By Brad Dell
Clinical Trials for the Rarest: Worth the Head Scratching
Clinical trials are hard to come by when one has a rare disease, doubly so when that person has a rare form of that rare disease, and triply so when deemed ineligible due to severe health complications. That was me when I hit rock bottom in my cystic fibrosis fight only to find there were no available trials to give me a fighting chance, thanks to my complex medical history and ultra-rare mutations.
It was not exactly flattering to be told — via a cold, factual email — that there were no trials for my mutations because “there’s no profit there, ” nor that I was seen as an uncontrollable variable in experimentation. Yes, these matters are realities of research: Money funds most science and experiments must remove unnecessary variables. But I’m a person with a story. I’m not a number or a footnote.
Without a terminal illness of their own, a clinician or researcher will never understand the suffering involved in being a patient held at arm’s length as a stranger, rather than being seen as a person frantically opening every door in desperate attempts to survive. They won’t know what it’s like to know that once options are exhausted, the only gamble available is to turn to alternative medicines and potentially further jeopardize health in the process. They won’t know what it’s like to be up at night, debating whether to continue risking fights or surrender silently to death.
All that people like me want is a fighting chance. The end goal isn’t to be a number or case study on a research paper — it’s to survive or at least die with hope in our hearts. Researchers rightfully focus on a future with new treatments, but many patients enroll in studies because they want a treatment now, even without assurances it will work. When suffering, even a placebo tastes hopeful.

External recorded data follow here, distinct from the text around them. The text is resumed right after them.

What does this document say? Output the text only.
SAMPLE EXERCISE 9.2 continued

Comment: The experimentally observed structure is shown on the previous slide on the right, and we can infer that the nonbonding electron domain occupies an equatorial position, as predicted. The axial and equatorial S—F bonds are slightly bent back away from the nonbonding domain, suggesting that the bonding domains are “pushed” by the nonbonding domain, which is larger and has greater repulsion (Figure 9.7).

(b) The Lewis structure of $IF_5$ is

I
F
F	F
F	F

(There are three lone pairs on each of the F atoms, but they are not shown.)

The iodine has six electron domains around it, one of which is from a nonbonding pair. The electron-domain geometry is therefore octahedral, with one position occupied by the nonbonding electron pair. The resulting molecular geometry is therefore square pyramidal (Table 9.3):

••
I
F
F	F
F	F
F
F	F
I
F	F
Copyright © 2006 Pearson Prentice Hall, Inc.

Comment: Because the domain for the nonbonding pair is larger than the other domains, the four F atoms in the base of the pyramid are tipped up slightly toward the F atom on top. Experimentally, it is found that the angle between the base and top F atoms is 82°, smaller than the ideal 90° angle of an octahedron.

There are no easy answers, no “well, forget the money” or “you know what, variables don’t really matter.” But “no easy answers” does not translate to “no answers.” Science is the art of finding difficult answers and that art should expand beyond the machinery and chemicals. Every patient is a person with a story, worthy of infinite head scratches and dried Expo markers.

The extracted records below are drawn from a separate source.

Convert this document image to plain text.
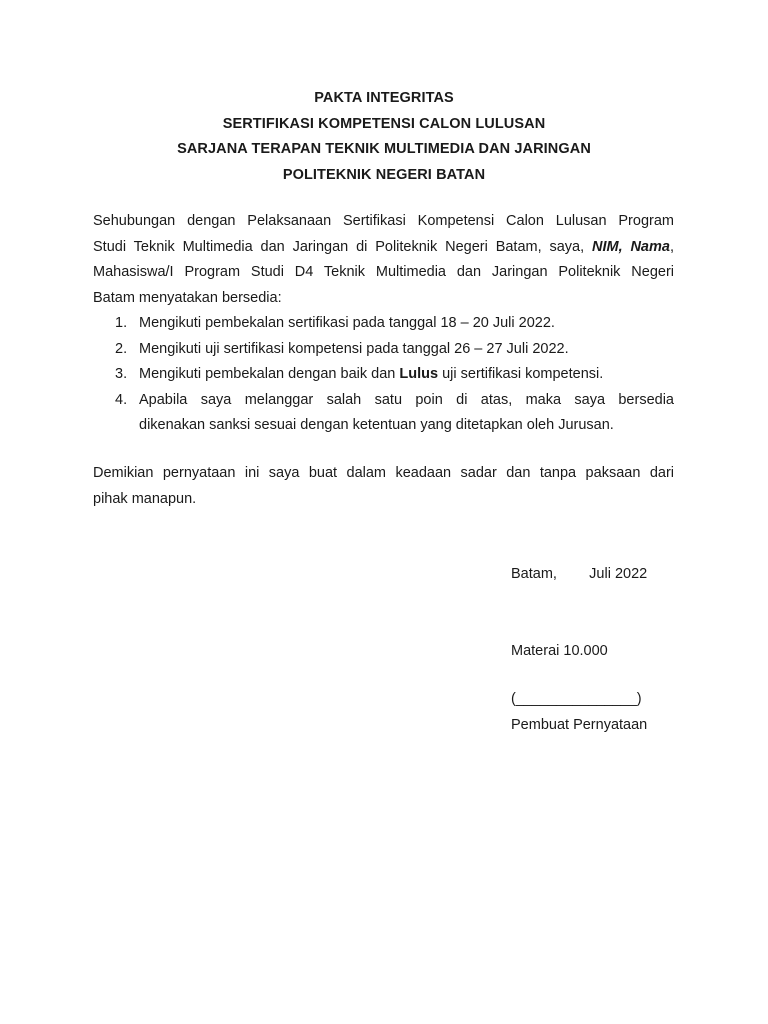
PAKTA INTEGRITAS
SERTIFIKASI KOMPETENSI CALON LULUSAN
SARJANA TERAPAN TEKNIK MULTIMEDIA DAN JARINGAN
POLITEKNIK NEGERI BATAN
Sehubungan dengan Pelaksanaan Sertifikasi Kompetensi Calon Lulusan Program
Studi Teknik Multimedia dan Jaringan di Politeknik Negeri Batam, saya, NIM, Nama,
Mahasiswa/I Program Studi D4 Teknik Multimedia dan Jaringan Politeknik Negeri
Batam menyatakan bersedia:
1. Mengikuti pembekalan sertifikasi pada tanggal 18 – 20 Juli 2022.
2. Mengikuti uji sertifikasi kompetensi pada tanggal 26 – 27 Juli 2022.
3. Mengikuti pembekalan dengan baik dan Lulus uji sertifikasi kompetensi.
4. Apabila saya melanggar salah satu poin di atas, maka saya bersedia
dikenakan sanksi sesuai dengan ketentuan yang ditetapkan oleh Jurusan.
Demikian pernyataan ini saya buat dalam keadaan sadar dan tanpa paksaan dari
pihak manapun.
Batam,        Juli 2022
Materai 10.000
(_______________)
Pembuat Pernyataan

Clinical trials encompass legislature, economics, storytelling, biology, chemistry, engineering. What would it look like to get the brightest of each field to put their heads together for a solution? What would it take to uphold scientific integrity while expanding trials and experimental treatments for the rarest and severest cases? It would take a lot of thinking, to start.
Four years ago I was saved by a bilateral lung transplant rather than through an experimental treatment. Once upon a time, something as strange and intimidating as a lung transplant seemed ludicrous to scientists. But ambitious minds got together, perhaps with head scratchers, Expo markers at the ready, and they performed beautiful science. See how far we’ve come; realize how far we have to go. Let’s get to work.